Я еще раз вглядываюсь через бинокль сквозь дым. Там! Никакого сомнения: люди! Они столпились на корме. На секунду они отчетливо видны на фоне полыхающего занавеса. Теперь некоторые стали прыгать в воду; на корабле остались лишь две или три фигуры, мещучиеся взад-вперед по палубе. Вот одну из них подбрасывает в воздух. Я четко вижу ее, похожую на куклу с оторванными конечностями, выделяющуюся на красно-желтом зареве.

Штурман орет:

— Там еще несколько!

И показывает на воду перед носом пылающего танкера. Я вскидываю бинокль: там плот с двумя моряками на нем.

Я смотрю на них, не отрываясь, не менее полминуты. Никакого шевеления. Они, без всякого сомнения, мертвы.

Но вон там! Черные бугорки — они плывут!

Второй вахтенный офицер тоже переводит бинокль в их направлении. Старик не сдерживается:

— Ради бога, смотрите в свою сторону! Вы, кажется, должны наблюдать за кормовым сектором.

Не эти ли крики я слышал сквозь треск огня? Один из пловцов на миг поднимает из воды руку. Другие семеро — нет, десять — человек похожи на плывущие черные мячи.

Ветер опять наклоняет к поверхности полотнища маслянистого дыма, и я теряю пловцов из виду. Потом они снова показываются. Сомневаться не приходится — они стремятся к нашей лодке. Позади них красные языки растекшегося по поверхности горючего распространяются все шире и шире во все стороны.

Я взглядываю искоса на командира.

— Чертовски опасно, — слышу я его бормотание, и я понимаю, о чем он. Мы подошли слишком близко. Становится очень жарко.

Две или три минуты он не произносит ни слова. Он берется за бинокль, снова опускает его, мучительно пытаясь принять решение. Наконец голосом таким хриплым, что он походит, скорее, на кашель, он приказывает обоим дизелям дать задний ход.

У людей в машинном отделении, должно быть, глаза на лоб полезли от удивления. Задний ход — такой команды еще никогда не поступало. Это небезопасно: теперь мы не сможем быстро скрыться под водой — для ускорения аварийного погружения наши рули глубины, способны использовать лишь инерцию лодки, движущейся вперед.

Полыхающее горючее растекается по поверхности быстрее, чем плывут люди. У них нет ни шанса на спасение. Огонь на воде выжигает кислород в воздухе над ней. Задохнуться, сгореть заживо и утонуть — каждый, кого настигнет море огня, погибнет сразу тремя способами.

Какое счастье, что шум пожарища и глухой рев отдаленных взрывов заглушает их крики.

Озаренное красным лицо второго вахтенного несет отпечаток ужаса.

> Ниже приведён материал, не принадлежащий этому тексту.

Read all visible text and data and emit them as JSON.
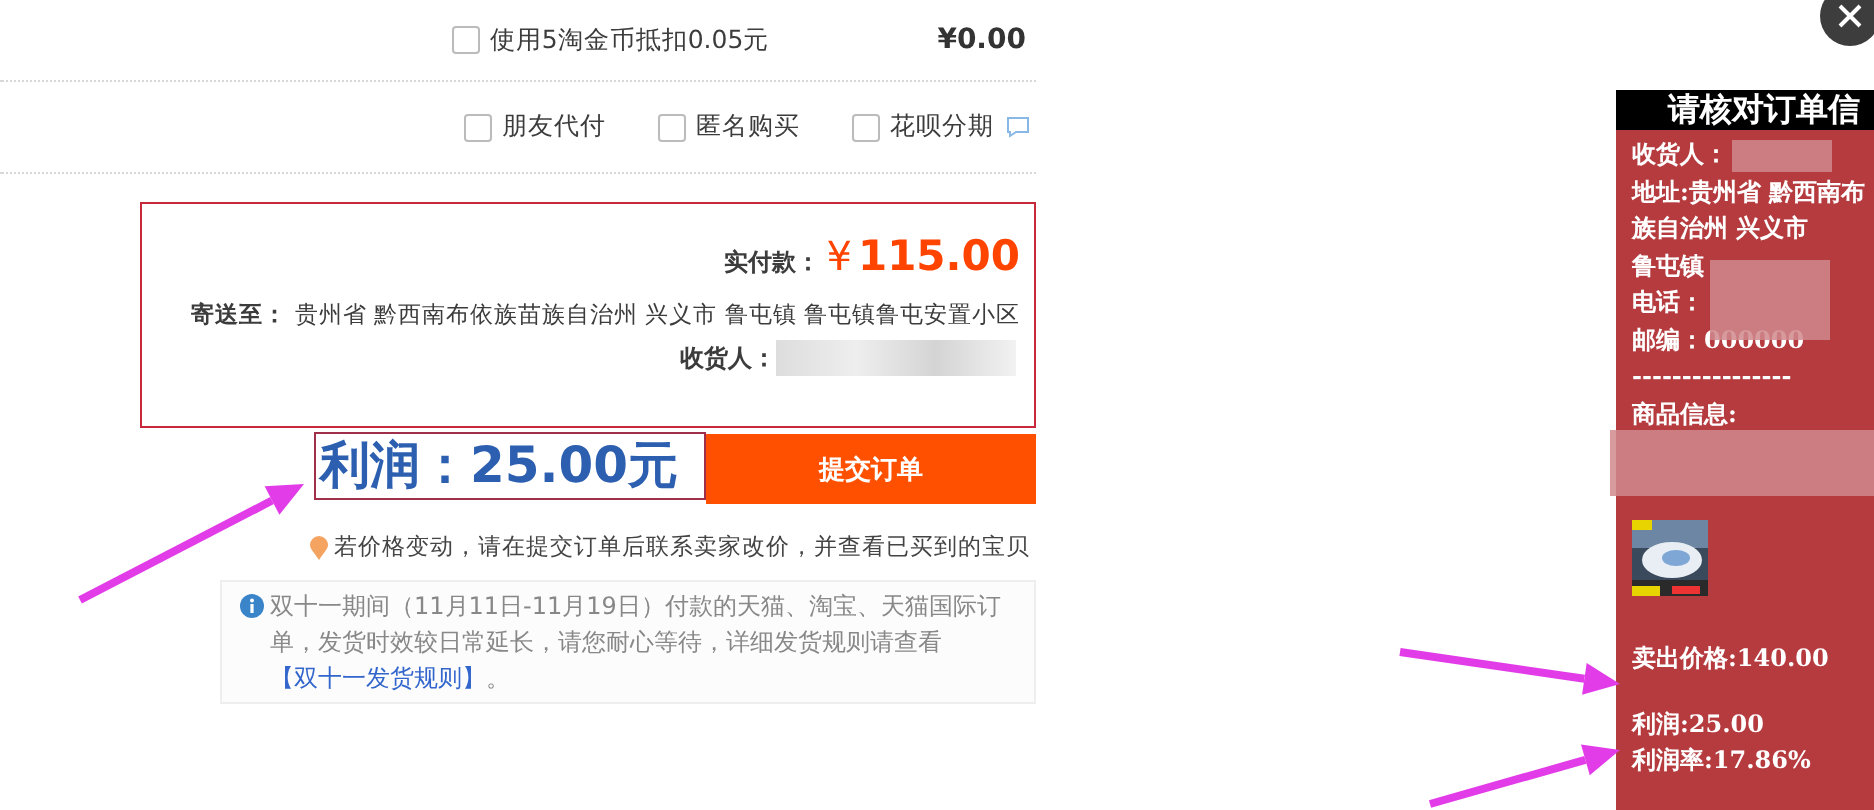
{
  "coin_option": {
    "label": "使用5淘金币抵扣0.05元",
    "checked": false,
    "amount": "¥0.00"
  },
  "options": [
    {
      "label": "朋友代付",
      "checked": false
    },
    {
      "label": "匿名购买",
      "checked": false
    },
    {
      "label": "花呗分期",
      "checked": false
    }
  ],
  "summary": {
    "paid_label": "实付款：",
    "currency": "¥",
    "paid_amount": "115.00",
    "ship_label": "寄送至：",
    "address": "贵州省 黔西南布依族苗族自治州 兴义市 鲁屯镇 鲁屯镇鲁屯安置小区",
    "receiver_label": "收货人："
  },
  "profit_note": "利润：25.00元",
  "submit_button": "提交订单",
  "price_tip": "若价格变动，请在提交订单后联系卖家改价，并查看已买到的宝贝",
  "notice": {
    "text": "双十一期间（11月11日-11月19日）付款的天猫、淘宝、天猫国际订单，发货时效较日常延长，请您耐心等待，详细发货规则请查看",
    "link": "【双十一发货规则】",
    "end": "。"
  },
  "check_panel": {
    "title": "请核对订单信",
    "lines": [
      {
        "kind": "text",
        "text": "收货人："
      },
      {
        "kind": "text",
        "text": "地址:贵州省 黔西南布"
      },
      {
        "kind": "text",
        "text": "族自治州 兴义市"
      },
      {
        "kind": "text",
        "text": "鲁屯镇"
      },
      {
        "kind": "text",
        "text": "电话："
      },
      {
        "kind": "text",
        "text": "邮编：000000"
      },
      {
        "kind": "text",
        "text": "----------------"
      },
      {
        "kind": "text",
        "text": "商品信息:"
      },
      {
        "kind": "thumb"
      },
      {
        "kind": "text",
        "text": "卖出价格:140.00"
      },
      {
        "kind": "gap"
      },
      {
        "kind": "text",
        "text": "利润:25.00"
      },
      {
        "kind": "text",
        "text": "利润率:17.86%"
      }
    ]
  }
}
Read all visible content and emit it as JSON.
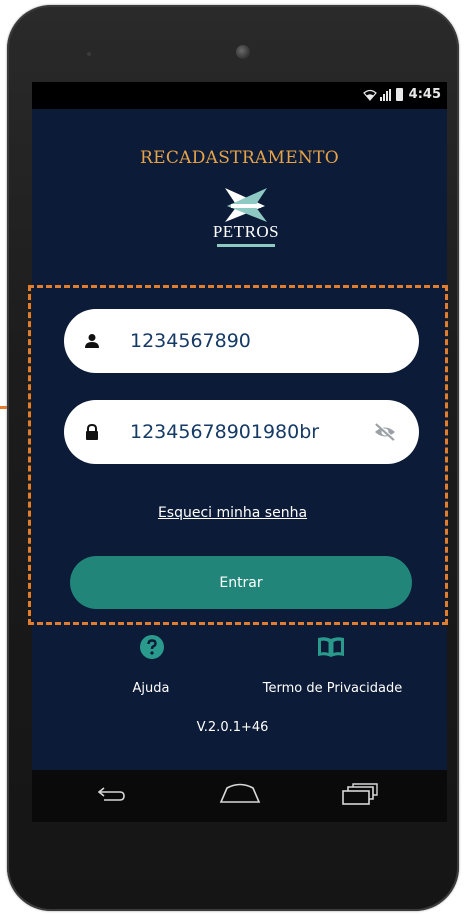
{
  "status_bar": {
    "time": "4:45"
  },
  "app": {
    "title": "RECADASTRAMENTO",
    "logo_text": "PETROS"
  },
  "login": {
    "user_value": "1234567890",
    "password_value": "12345678901980br",
    "forgot_label": "Esqueci minha senha",
    "enter_label": "Entrar"
  },
  "footer": {
    "help_label": "Ajuda",
    "privacy_label": "Termo de Privacidade",
    "version": "V.2.0.1+46"
  },
  "colors": {
    "background": "#0c1b37",
    "accent": "#218579",
    "title": "#e7a347",
    "highlight": "#e07d2e",
    "icon_teal": "#2a9a8c"
  },
  "icons": {
    "user": "person-icon",
    "password": "lock-icon",
    "toggle_visibility": "eye-off-icon",
    "help": "help-circle-icon",
    "privacy": "book-icon"
  }
}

— Не могу понять, — глухо произносит Старик. — Никто не снял их…

Я тоже не могу найти этому объяснений. В продолжение всех этих часов! Или они надеялись спасти корабль? Может быть, после попадания он оставался еще управляемым? Может, он мог еще делать в час несколько узлов. Возможно, они пытались справиться с огнем в надежде, что им удастся спастись от вражеской субмарины. Я вздрогнул, представив, что довелось пережить этой команде.

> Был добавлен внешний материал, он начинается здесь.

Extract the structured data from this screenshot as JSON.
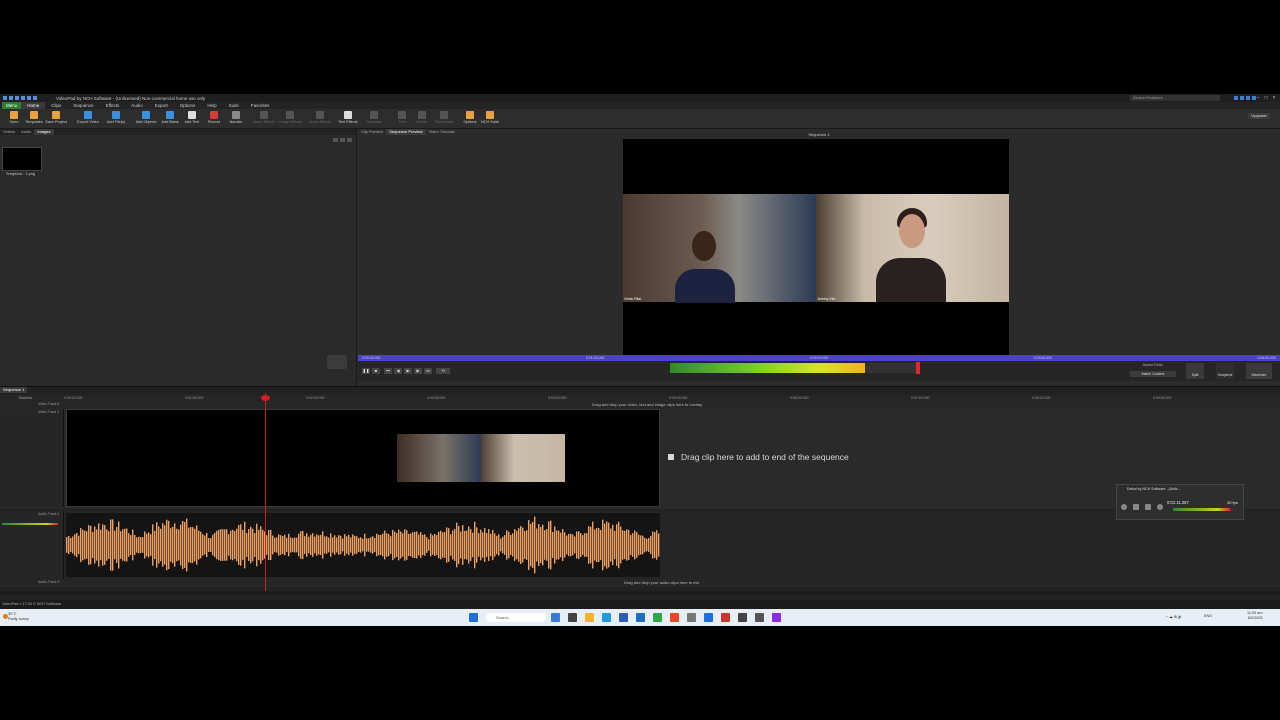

— Теперь мы даже не узнаем ее имя! — слышу я голос Старика. Он пытается быть ироничным.

К моему горлу подкатывает тошнота. Перед глазами стоит человек, которого я помог вытащить из огромного озера нефти, заполнившего акваторию гавани после воздушного налета. Он стоял на пирсе и блевал, сотрясаемый судорожными спазмами и стонами. Полыхавшая нефть обожгла его глаза. К счастью, прибежал матрос с пожарным шлангом. Он стал смывать с него маслянистую слизь под таким напором, что несчастного калеку сбило с ног, и он покатился по камням подобно бесформенному черному тюку.

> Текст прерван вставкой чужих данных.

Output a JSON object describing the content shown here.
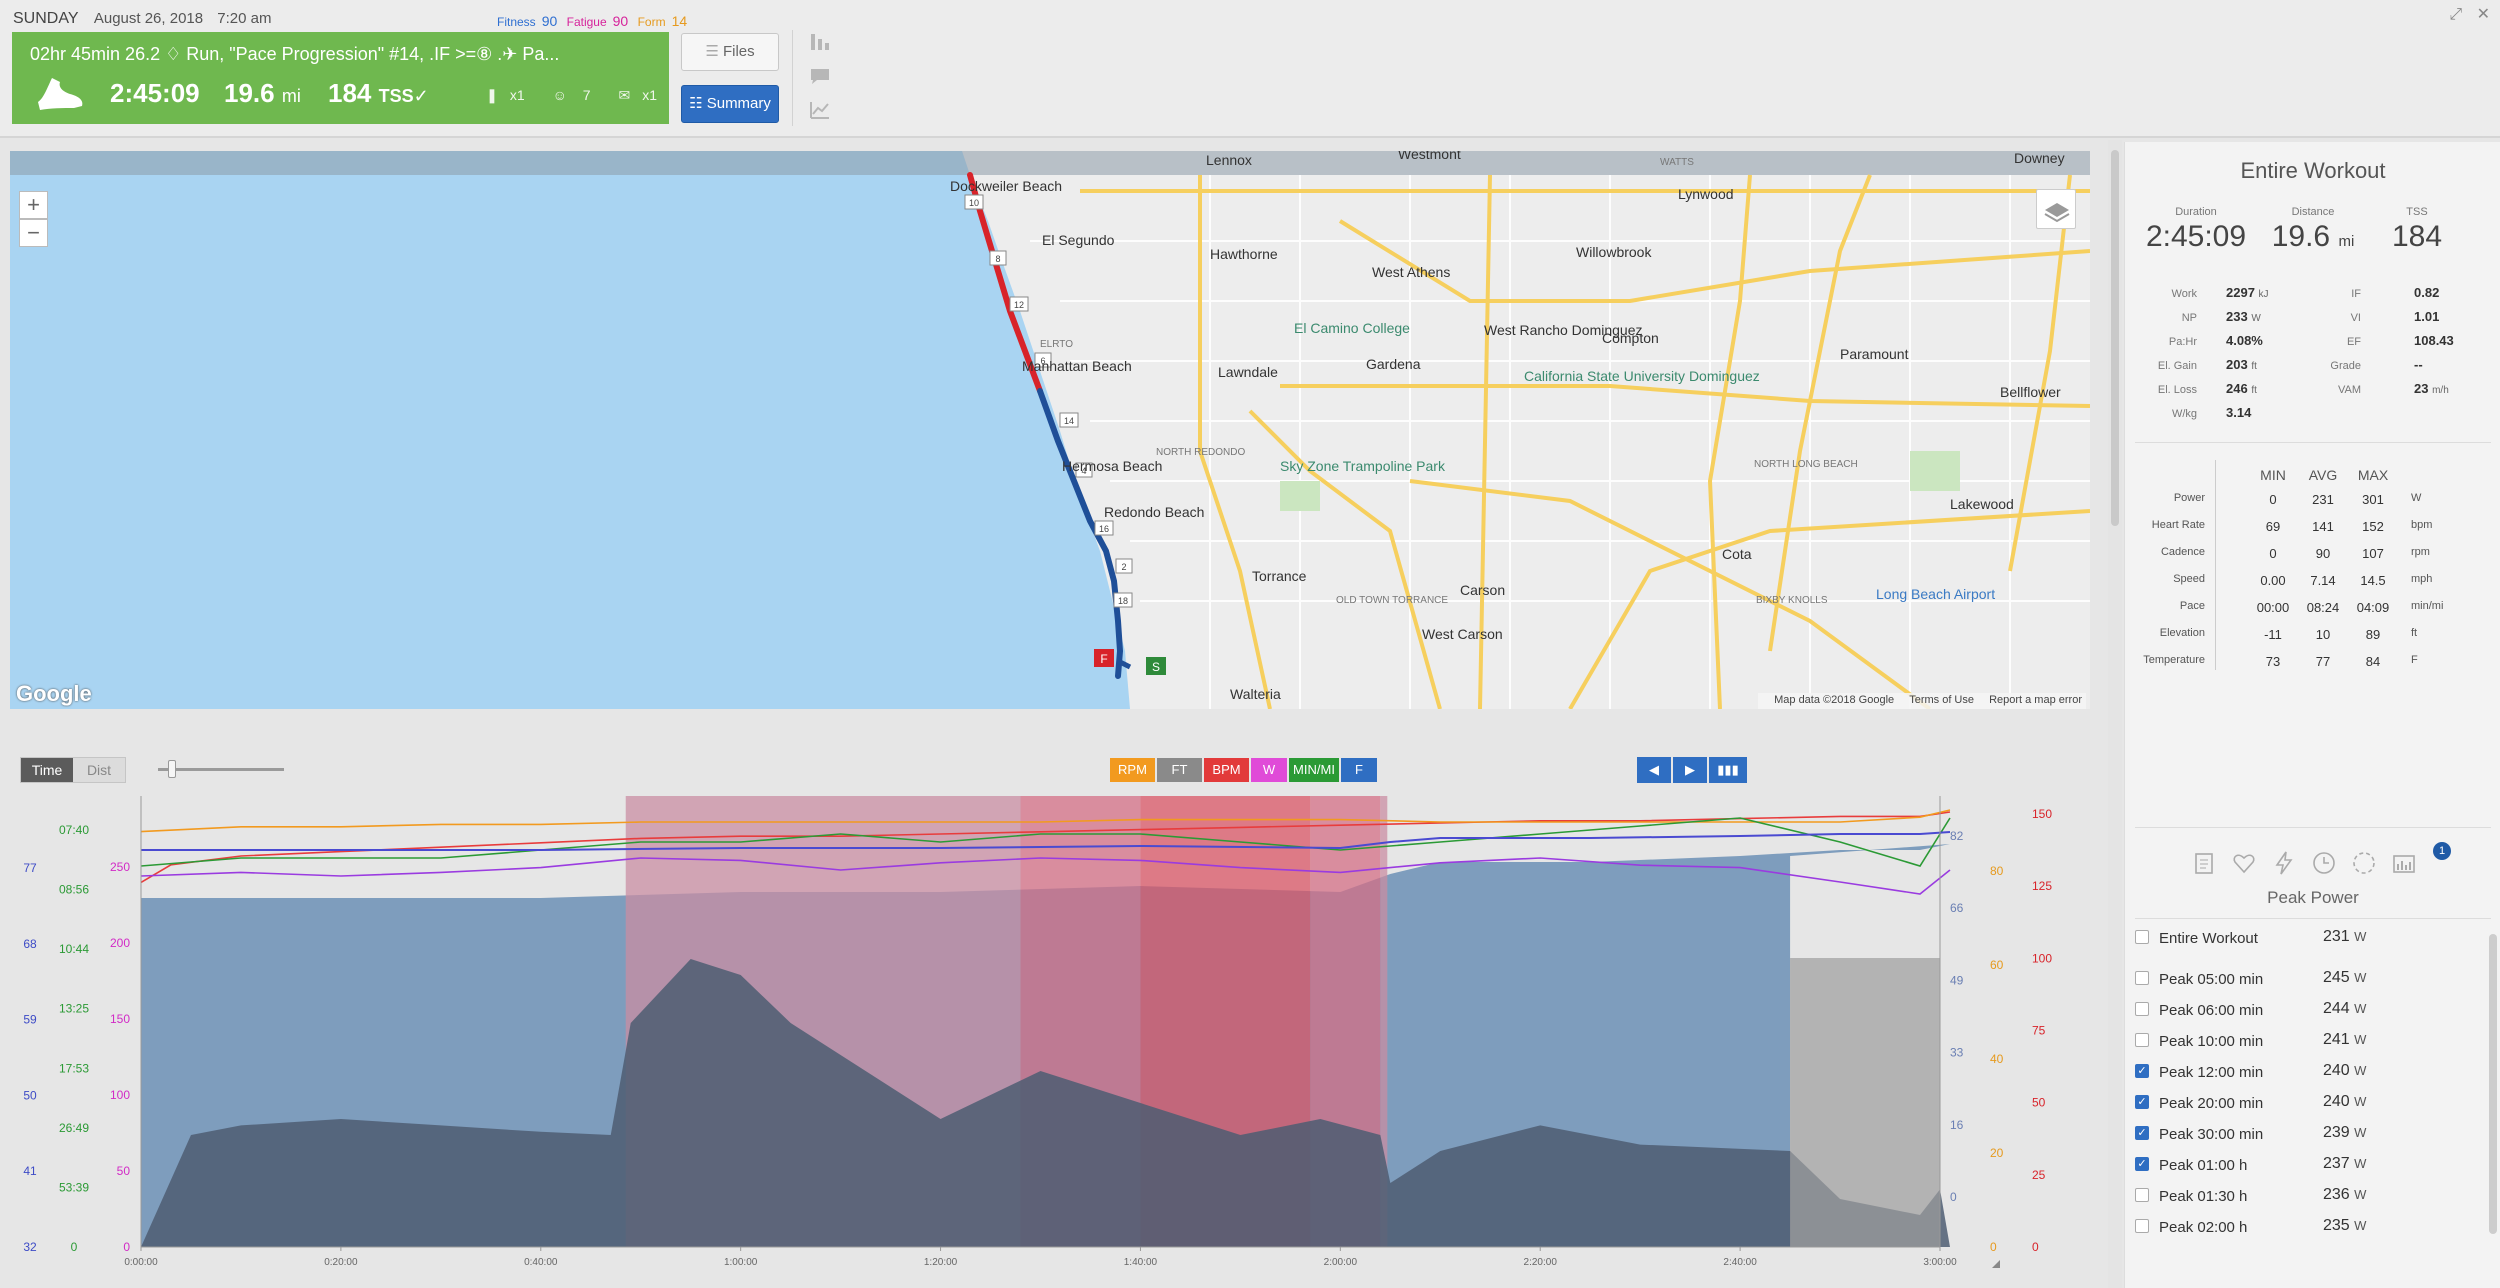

Внезапно корма танкера приподнялась, словно ее высунули высоко из воды. Она стоит немного времени, как отвесный утес посреди охваченного огнем океана; затем, провожаемая прощальным салютом двух или трех глухих взрывов, она с ревом уходит в воду и скрывается из виду.

Спустя несколько секунд океан смыкается над тем местом, где затонул корабль, поглотив огромное судно, словно его никогда и не было. Никого из пловцов тоже не видно.

Наши люди, находящиеся внизу, внутри лодки, могут теперь слышать симфонию разрушения, ужасающие стенания, треск и скрежет, взрывы котлов, разламывание трюмов. Какая глубина в этом месте Атлантики? Пять километров? Уж точно не меньше четырех.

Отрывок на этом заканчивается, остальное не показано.